By Jennifer White & Jeff Bier, 5/11/2004
Last month Stretch Inc. announced the
availability of an unusual new processor chip family, the S5000. This
family pairs a 300 MHz Tensilica Xtensa RISC processor core with a 100
MHz reconfigurable compute fabric. The reconfigurable fabric, referred
to as the Instruction Set Extension Fabric (ISEF), allows a set of
custom instructions to be added to the RISC processor's instruction set
at run-time via software. The ISEF is logically separated into two
sections, an organization that allows one section to be reconfigured
with a new set of instructions while the other section is operating
normally. (Reconfiguring requires 80-100 microseconds.)
The ISEF targets the compute-intensive
portions of signal processing applications where it should provide
significant performance gains. According to Stretch, the ISEF can
implement instructions that collapse tens or hundreds of compute
operations into just one instruction. For example, the ISEF can
implement the sum of absolute differences function found in H.263
motion estimation. ISEF instructions execute at a 100 MHz rate
(one-third the instruction rate of the Xtensa core) and may have
latencies of 10 or more Xtensa clock cycles.
Using its full capacity, the ISEF can theoretically support an
instruction that requires 400 16-bit ALUs and 64 16-bit multipliers
operating in parallel, although it is unlikely that full utilization of
the ISEF will be achieved in typical applications. The ISEF can support
a large number of custom instructions simultaneously, but Stretch
believes that typical applications will require only a handful of
instructions to achieve significant performance gains.
Many previous attempts to commercialize reconfigurable
processors have failed primarily due to the considerable effort
required to implement, optimize, and verify applications on such
architectures. Stretch aims to minimize this hurdle through automatic
configuration of the ISEF based on C/C++ application source code.

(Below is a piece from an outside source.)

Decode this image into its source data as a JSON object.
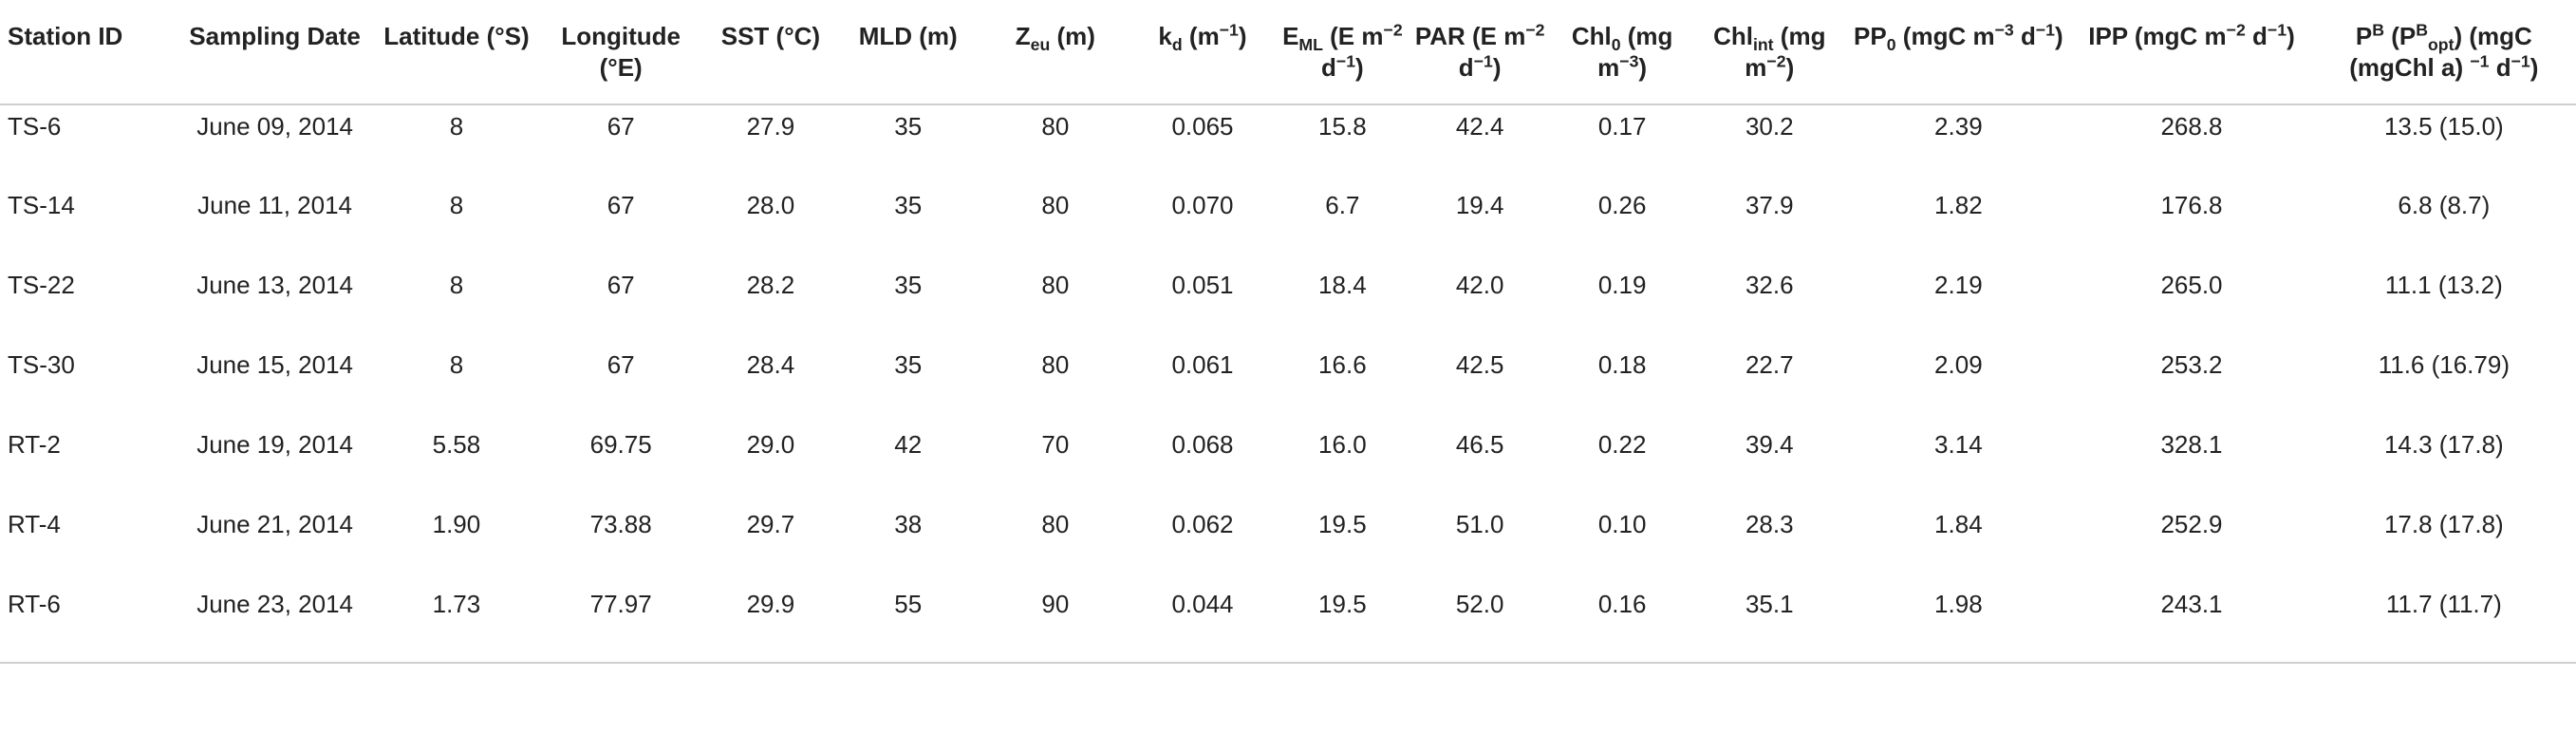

According to Stretch, custom instructions are automatically
incorporated into the processor through compiler analysis of
compute-intensive portions of C/C++ application software that have been
flagged by the user. This automated implementation of custom
instructions promises to dramatically reduce application development
time compared with ASICs and FPGA-based solutions.
Further simplifying matters, Stretch has not invented a
complicated new programming model: ISEF instructions are issued by the
Xtensa core just like built-in RISC instructions, and they access their
own dedicated register file. Stretch is also able to leverage the
relatively mature compiler and development infrastructure of the
Tensilica architecture.
Based on performance estimates from Stretch, the S5000 family
promises to be significantly faster than today's fastest mainstream
DSPs—at least on some applications. Many signal processing applications
exhibit significant data parallelism and make heavy use of specialized
operations. BDTI expects that the Stretch architecture will be a good
match for such applications. Although the S5000 family will not match
the throughput of ASICs or large FPGAs, it may well find homes in many
applications where the potential for rapid development outweighs the
need for absolute maximum performance.
|